İstanbul geçen haftayı sokaklarda geçirdi desek yeridir. Tarihinin en kitlesel katılımına sahne olan LGBT yürüyüşü, yine Galatasaraylı ve Beşiktaşlı taraftarların formalarıyla katılarak destek verdikleri Fenerbahçe taraftarının kısa sürede hükümet protestosuna dönüşen eylemleri, onbinlerin yürüdüğü Kadıköy’deki 2 Temmuz protestosu... Tüm bu eylemlerde gezi direnişinin yarattığı birliktelik ve dayanışma duygusu kitleselliğin ardındaki temel etken olarak ön plana çıktı. Gezi direnişi süresince eylem birlikteliği içerisindeki bireylerin geçmiş fobilerini bir kenara bırakmasıyla ortaya çıkan birliktelik, mücadele içerisinde karşılıklı birçok ön yargının aşılmasıyla ortaya çıkan bir dayanışma kültürünü yarattı. Bugün özellikle siyasi grupların hakimiyetinin ağırlıklı yer tuttuğu forumlarda dahi yaşanan sert tartışmalar forum bileşenleri arasındaki eylem birlikteliğini bozamıyorsa bu anlamda kalıcı bir kazanımdan bahsetmemiz kuşkusuz mümkündür.
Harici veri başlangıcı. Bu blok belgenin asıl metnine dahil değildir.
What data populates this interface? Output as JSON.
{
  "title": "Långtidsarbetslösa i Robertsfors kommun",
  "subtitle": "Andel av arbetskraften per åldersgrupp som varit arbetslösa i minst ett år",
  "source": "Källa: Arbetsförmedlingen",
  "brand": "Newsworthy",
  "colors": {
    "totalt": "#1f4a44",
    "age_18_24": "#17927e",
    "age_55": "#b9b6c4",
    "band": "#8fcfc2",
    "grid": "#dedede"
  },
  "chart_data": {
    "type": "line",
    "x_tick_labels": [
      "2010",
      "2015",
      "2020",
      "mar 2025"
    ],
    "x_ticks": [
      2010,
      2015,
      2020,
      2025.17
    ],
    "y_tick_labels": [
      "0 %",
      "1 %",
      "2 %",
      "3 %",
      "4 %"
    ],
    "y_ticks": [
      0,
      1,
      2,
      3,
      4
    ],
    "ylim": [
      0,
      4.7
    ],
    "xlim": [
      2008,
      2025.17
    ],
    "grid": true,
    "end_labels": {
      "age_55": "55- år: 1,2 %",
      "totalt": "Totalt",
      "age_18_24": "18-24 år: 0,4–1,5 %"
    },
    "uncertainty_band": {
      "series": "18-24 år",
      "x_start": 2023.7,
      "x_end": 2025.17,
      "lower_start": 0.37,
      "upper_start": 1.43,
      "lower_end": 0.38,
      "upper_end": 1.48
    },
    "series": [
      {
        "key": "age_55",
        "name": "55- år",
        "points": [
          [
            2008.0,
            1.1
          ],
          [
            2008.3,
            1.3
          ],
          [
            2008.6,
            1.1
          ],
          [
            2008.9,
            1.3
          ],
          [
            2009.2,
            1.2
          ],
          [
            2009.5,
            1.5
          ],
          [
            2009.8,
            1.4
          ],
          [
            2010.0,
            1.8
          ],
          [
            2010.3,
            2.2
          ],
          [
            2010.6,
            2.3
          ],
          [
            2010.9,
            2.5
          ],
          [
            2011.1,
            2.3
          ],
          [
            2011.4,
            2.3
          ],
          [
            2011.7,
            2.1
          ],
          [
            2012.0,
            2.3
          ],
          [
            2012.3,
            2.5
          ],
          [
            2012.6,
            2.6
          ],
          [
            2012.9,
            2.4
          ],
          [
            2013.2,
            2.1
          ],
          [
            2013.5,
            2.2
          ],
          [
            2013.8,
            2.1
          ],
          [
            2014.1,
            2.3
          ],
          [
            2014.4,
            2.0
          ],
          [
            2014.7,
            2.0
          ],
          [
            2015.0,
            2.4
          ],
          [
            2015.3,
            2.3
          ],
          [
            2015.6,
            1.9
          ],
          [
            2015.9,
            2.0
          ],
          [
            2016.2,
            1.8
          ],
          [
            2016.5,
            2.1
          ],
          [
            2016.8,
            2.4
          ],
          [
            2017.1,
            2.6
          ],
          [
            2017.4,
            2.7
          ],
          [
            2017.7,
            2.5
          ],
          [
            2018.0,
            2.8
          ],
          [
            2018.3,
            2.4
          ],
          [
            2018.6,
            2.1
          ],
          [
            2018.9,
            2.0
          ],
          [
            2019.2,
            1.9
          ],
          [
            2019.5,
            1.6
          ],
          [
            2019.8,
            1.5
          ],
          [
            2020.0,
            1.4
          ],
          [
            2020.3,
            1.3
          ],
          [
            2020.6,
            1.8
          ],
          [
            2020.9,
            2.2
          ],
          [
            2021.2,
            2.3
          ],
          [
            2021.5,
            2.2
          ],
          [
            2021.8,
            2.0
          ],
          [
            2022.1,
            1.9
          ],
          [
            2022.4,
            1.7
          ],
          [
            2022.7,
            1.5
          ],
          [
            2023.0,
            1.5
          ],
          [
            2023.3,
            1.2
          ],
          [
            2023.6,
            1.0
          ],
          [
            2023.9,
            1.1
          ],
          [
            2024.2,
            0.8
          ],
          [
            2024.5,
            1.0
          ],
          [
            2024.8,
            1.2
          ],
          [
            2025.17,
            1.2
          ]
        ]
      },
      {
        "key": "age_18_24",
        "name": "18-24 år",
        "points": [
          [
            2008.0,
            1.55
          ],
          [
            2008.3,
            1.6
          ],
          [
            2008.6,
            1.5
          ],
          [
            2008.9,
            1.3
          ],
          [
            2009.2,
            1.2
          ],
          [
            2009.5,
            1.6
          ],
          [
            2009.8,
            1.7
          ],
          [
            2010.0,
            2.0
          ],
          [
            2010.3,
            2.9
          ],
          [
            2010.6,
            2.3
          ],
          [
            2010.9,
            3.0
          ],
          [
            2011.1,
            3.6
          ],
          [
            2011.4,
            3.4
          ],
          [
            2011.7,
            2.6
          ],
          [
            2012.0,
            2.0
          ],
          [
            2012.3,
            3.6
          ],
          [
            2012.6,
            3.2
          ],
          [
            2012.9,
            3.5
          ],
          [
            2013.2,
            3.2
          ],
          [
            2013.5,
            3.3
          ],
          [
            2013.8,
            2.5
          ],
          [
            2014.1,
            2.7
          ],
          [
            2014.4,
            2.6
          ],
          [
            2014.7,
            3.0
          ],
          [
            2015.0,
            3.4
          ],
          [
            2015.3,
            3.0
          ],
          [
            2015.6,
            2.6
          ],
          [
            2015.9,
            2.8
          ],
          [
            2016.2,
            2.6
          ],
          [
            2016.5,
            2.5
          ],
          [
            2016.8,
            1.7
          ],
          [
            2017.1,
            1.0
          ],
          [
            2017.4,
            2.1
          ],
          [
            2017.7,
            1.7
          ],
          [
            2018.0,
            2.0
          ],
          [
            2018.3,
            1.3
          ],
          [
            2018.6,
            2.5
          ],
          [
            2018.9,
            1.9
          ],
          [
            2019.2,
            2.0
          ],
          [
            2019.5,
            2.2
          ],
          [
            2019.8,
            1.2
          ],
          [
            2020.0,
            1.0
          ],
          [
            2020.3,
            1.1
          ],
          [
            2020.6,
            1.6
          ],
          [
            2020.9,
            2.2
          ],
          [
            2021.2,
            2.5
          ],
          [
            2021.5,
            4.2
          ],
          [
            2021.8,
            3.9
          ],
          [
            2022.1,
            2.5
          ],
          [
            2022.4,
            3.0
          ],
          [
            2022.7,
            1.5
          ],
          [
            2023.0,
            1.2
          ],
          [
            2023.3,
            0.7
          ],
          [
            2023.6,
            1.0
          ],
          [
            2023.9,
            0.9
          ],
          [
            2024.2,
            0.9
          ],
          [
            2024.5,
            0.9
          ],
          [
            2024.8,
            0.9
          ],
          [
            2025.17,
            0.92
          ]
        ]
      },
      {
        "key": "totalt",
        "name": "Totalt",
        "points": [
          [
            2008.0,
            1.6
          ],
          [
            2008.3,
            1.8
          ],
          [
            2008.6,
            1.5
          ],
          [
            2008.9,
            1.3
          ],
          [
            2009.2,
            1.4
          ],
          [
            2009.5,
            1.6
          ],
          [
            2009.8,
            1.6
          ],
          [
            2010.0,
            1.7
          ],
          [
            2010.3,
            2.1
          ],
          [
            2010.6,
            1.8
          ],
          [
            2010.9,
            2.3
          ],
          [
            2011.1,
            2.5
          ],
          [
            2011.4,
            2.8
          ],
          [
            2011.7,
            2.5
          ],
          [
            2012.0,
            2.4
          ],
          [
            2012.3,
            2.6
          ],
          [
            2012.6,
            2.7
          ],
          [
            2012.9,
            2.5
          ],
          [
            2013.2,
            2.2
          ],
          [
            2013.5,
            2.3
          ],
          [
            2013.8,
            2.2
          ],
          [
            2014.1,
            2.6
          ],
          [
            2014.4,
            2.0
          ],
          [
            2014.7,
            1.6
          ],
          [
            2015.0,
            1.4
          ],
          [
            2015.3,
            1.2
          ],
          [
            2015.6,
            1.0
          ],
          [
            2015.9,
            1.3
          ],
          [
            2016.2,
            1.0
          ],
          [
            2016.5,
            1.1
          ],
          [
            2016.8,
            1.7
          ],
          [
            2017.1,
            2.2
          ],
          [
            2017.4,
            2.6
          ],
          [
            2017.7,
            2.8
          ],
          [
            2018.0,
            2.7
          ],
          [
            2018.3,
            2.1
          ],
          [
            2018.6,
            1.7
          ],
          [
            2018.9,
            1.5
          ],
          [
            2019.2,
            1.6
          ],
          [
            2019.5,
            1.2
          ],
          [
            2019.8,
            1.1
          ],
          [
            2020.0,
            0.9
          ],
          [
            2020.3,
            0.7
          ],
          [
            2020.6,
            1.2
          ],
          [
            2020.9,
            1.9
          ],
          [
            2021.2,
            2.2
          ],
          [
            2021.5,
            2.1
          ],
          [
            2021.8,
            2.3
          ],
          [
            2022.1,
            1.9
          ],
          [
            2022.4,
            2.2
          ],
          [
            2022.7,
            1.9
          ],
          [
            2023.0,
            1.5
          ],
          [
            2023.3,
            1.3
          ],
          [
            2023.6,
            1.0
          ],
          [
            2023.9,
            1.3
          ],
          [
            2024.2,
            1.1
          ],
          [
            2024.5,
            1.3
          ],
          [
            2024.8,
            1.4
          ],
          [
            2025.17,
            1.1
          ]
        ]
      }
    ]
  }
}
Gezi Parkının boşaltılması sonrasında forumlarla yerelleşen toplumsal muhalefetin halkın günlük siyasete doğrudan müdahalesi açısından büyük önem taşıdığı aşikar. Ne var ki, bu yeni süreç öncekinden daha büyük zorlukları da beraberinde getiriyor. Sol siyasetlerin dağınıklığı ve kendini diğerlerinden ayrıştırma çabası forumların yaşadığı kimi ufak pratik sorunların aşılmasını dahi zaman zaman oldukça zorlaştırabiliyor. Siyasetlerin kendini ön plana çıkarma arayışları çoğu zaman tepkiyle karşılanıyor. Örgütsiz kesimler nezdinde Süreyya Önder’in deyimiyle “ambulans peşine takılan fırsatçı taksi” izlenimi yaratıyor.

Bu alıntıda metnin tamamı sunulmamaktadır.